The precise chronological origin of acupuncture as a medical procedure is unknown, but it’s thought to date back to as many as 3,000 years ago, in ancient China. Today it’s popular all around the world as a natural treatment for a variety of disorders and discomforts.
In its ancient form, the process, which involves inserting thin needles into specific areas of musculature, was based on the idea that energy imbalances in the body were the root cause of illness. While that may be true in the broadest sense, modern practitioners tend to think of acupuncture as less of a mystical intervention and more as a way of subtly stimulating the body’s nervous system.
What can it do?
The efficacy of acupuncture depends on a number of different factors. A person’s unique biological makeup, medical history, and current symptoms can affect this. The procedure can alleviate the symptoms of a wide range of health problems. Among these are migraines and other headaches; arthritis and tendinitis; chronic fatigue; respiratory illnesses; skin conditions; digestive problems; and even sleep disorders.

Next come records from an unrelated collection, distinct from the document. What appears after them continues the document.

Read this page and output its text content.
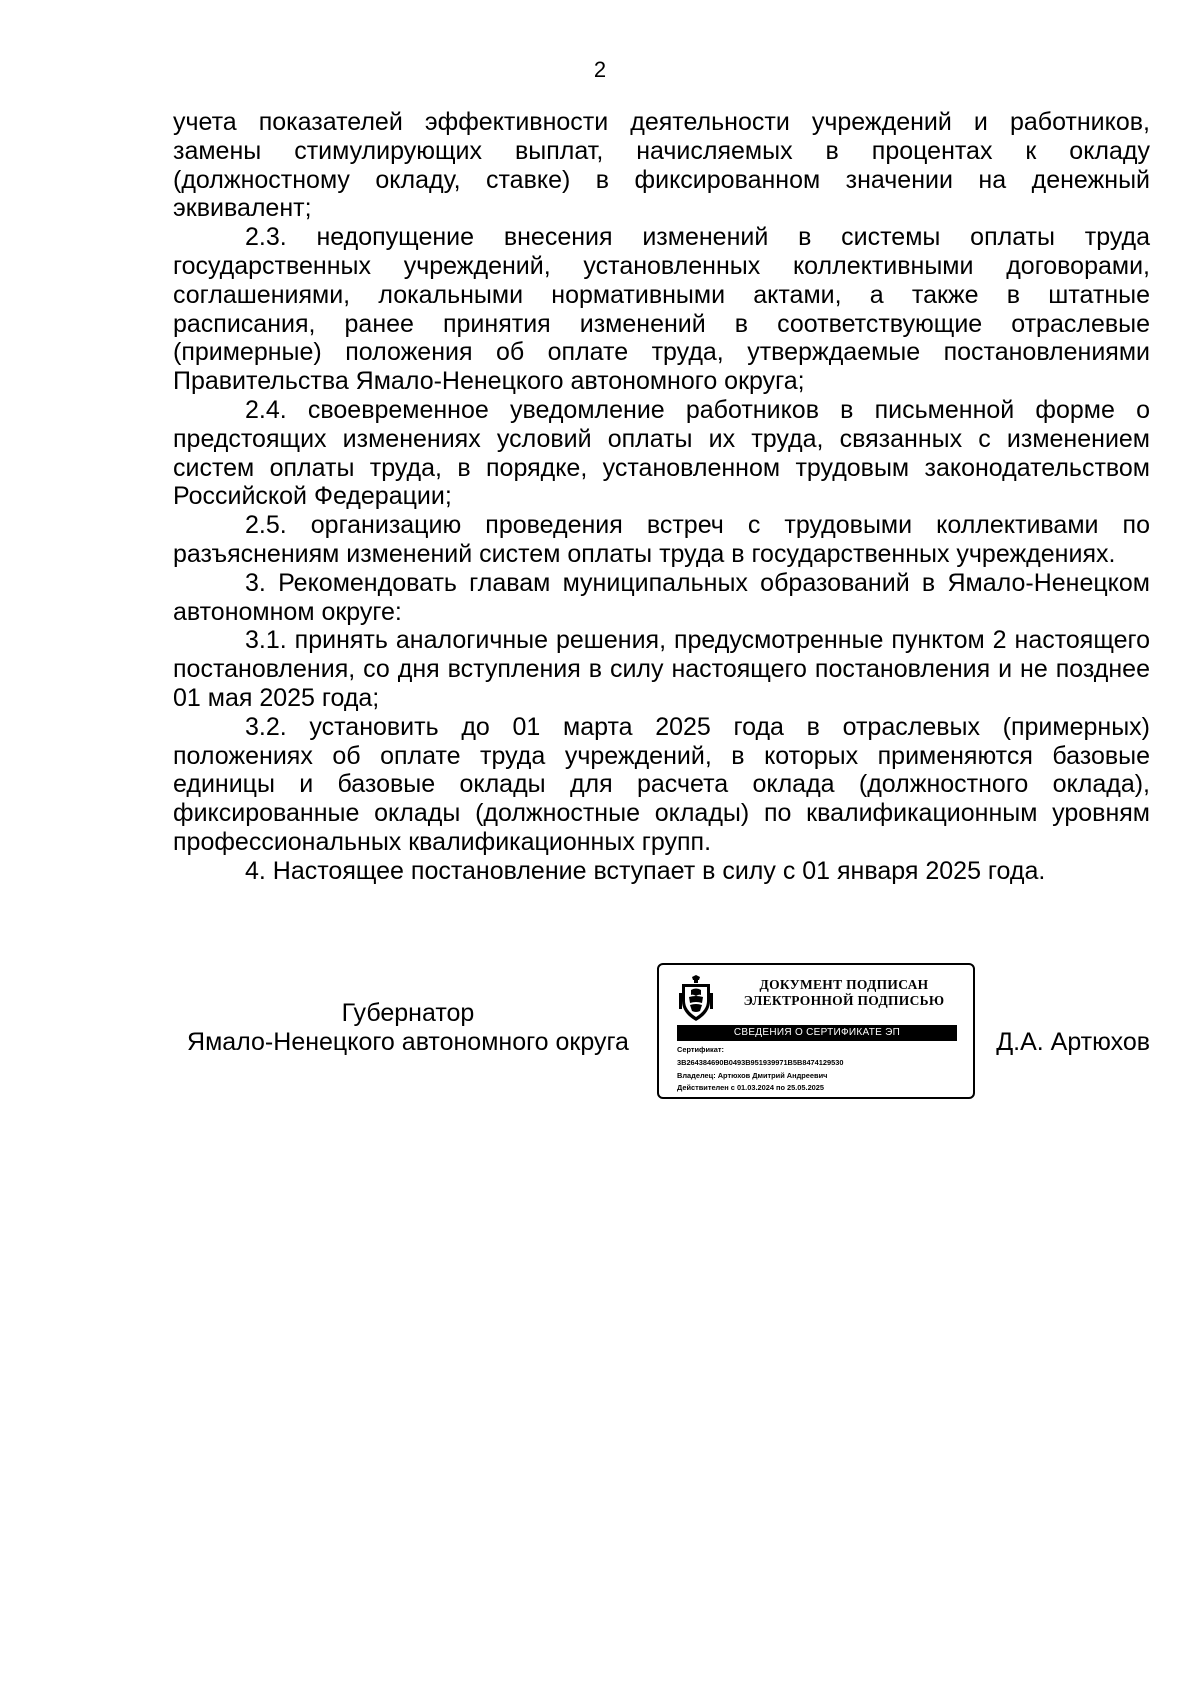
2

учета показателей эффективности деятельности учреждений и работников, замены стимулирующих выплат, начисляемых в процентах к окладу (должностному окладу, ставке) в фиксированном значении на денежный эквивалент;

2.3. недопущение внесения изменений в системы оплаты труда государственных учреждений, установленных коллективными договорами, соглашениями, локальными нормативными актами, а также в штатные расписания, ранее принятия изменений в соответствующие отраслевые (примерные) положения об оплате труда, утверждаемые постановлениями Правительства Ямало-Ненецкого автономного округа;

2.4. своевременное уведомление работников в письменной форме о предстоящих изменениях условий оплаты их труда, связанных с изменением систем оплаты труда, в порядке, установленном трудовым законодательством Российской Федерации;

2.5. организацию проведения встреч с трудовыми коллективами по разъяснениям изменений систем оплаты труда в государственных учреждениях.

3. Рекомендовать главам муниципальных образований в Ямало-Ненецком автономном округе:

3.1. принять аналогичные решения, предусмотренные пунктом 2 настоящего постановления, со дня вступления в силу настоящего постановления и не позднее 01 мая 2025 года;

3.2. установить до 01 марта 2025 года в отраслевых (примерных) положениях об оплате труда учреждений, в которых применяются базовые единицы и базовые оклады для расчета оклада (должностного оклада), фиксированные оклады (должностные оклады) по квалификационным уровням профессиональных квалификационных групп.

4. Настоящее постановление вступает в силу с 01 января 2025 года.

Губернатор
Ямало-Ненецкого автономного округа
ДОКУМЕНТ ПОДПИСАН
ЭЛЕКТРОННОЙ ПОДПИСЬЮ
СВЕДЕНИЯ О СЕРТИФИКАТЕ ЭП
Сертификат:
3B264384690B0493B951939971B5B8474129530
Владелец: Артюхов Дмитрий Андреевич
Действителен с 01.03.2024 по 25.05.2025
Д.А. Артюхов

In fact, a scientific review in the latest edition of Evidence-Based Complementary and Alternative Medicine provided the results of a meta-analysis of nine studies with a total of 944 patients, which looked at using acupuncture to treat chronic pain-related insomnia (CPRI). The authors concluded that acupuncture was not only a safe treatment for CPRI but a highly effective one.
Who is getting it?
Some Western physicians do remain skeptical. The National Institutes of Health formally recognize it as a viable treatment option for general and chronic pain.

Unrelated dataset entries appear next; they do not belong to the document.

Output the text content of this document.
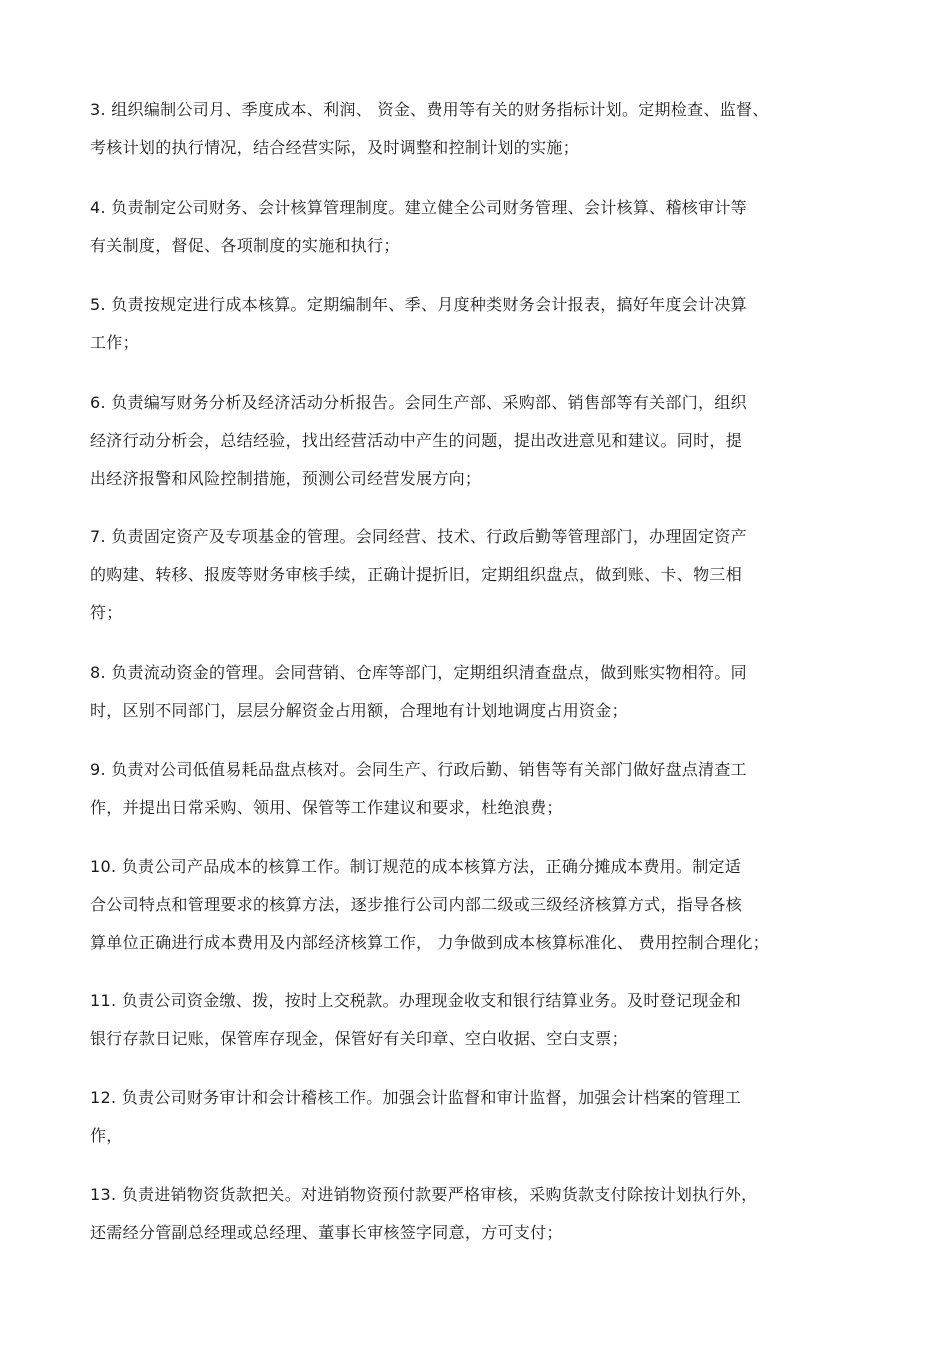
3. 组织编制公司月、季度成本、利润、 资金、费用等有关的财务指标计划。定期检查、监督、
考核计划的执行情况，结合经营实际，及时调整和控制计划的实施；
4. 负责制定公司财务、会计核算管理制度。建立健全公司财务管理、会计核算、稽核审计等
有关制度，督促、各项制度的实施和执行；
5. 负责按规定进行成本核算。定期编制年、季、月度种类财务会计报表，搞好年度会计决算
工作；
6. 负责编写财务分析及经济活动分析报告。会同生产部、采购部、销售部等有关部门，组织
经济行动分析会，总结经验，找出经营活动中产生的问题，提出改进意见和建议。同时，提
出经济报警和风险控制措施，预测公司经营发展方向；
7. 负责固定资产及专项基金的管理。会同经营、技术、行政后勤等管理部门，办理固定资产
的购建、转移、报废等财务审核手续，正确计提折旧，定期组织盘点，做到账、卡、物三相
符；
8. 负责流动资金的管理。会同营销、仓库等部门，定期组织清查盘点，做到账实物相符。同
时，区别不同部门，层层分解资金占用额，合理地有计划地调度占用资金；
9. 负责对公司低值易耗品盘点核对。会同生产、行政后勤、销售等有关部门做好盘点清查工
作，并提出日常采购、领用、保管等工作建议和要求，杜绝浪费；
10. 负责公司产品成本的核算工作。制订规范的成本核算方法，正确分摊成本费用。制定适
合公司特点和管理要求的核算方法，逐步推行公司内部二级或三级经济核算方式，指导各核
算单位正确进行成本费用及内部经济核算工作， 力争做到成本核算标准化、 费用控制合理化；
11. 负责公司资金缴、拨，按时上交税款。办理现金收支和银行结算业务。及时登记现金和
银行存款日记账，保管库存现金，保管好有关印章、空白收据、空白支票；
12. 负责公司财务审计和会计稽核工作。加强会计监督和审计监督，加强会计档案的管理工
作，
13. 负责进销物资货款把关。对进销物资预付款要严格审核，采购货款支付除按计划执行外，
还需经分管副总经理或总经理、董事长审核签字同意，方可支付；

Hospitals and other healthcare facilities are going alternative, too. A survey conducted by the American Hospital Association indicated that at least 42 percent of U.S. hospitals offer at least one form of alternative treatment. These 80 facilities in the U.S. and U.K. specifically provide acupuncture.
What’s the future of acupuncture?
More than ten million acupuncture treatments are already being administered annually in the U.S. As acupuncture grows popular in our healthcare system more and more, we’ll continue to discover new uses for it. For example, researchers are now exploring using acupuncture as a complementary cancer treatment, since it has been shown to reduce both cancer-related pain and chemotherapy-induced nausea in humans as well as mice.
It’s one of the most prevalent forms of complementary and alternative medicine on the market and acupuncture bridges the gap between evidence-based medicine and “fringe” healthcare. Individuals should know that regardless of what stigmas may persist in the field of alternative medicine, acupuncture really does work — “pointedly” so.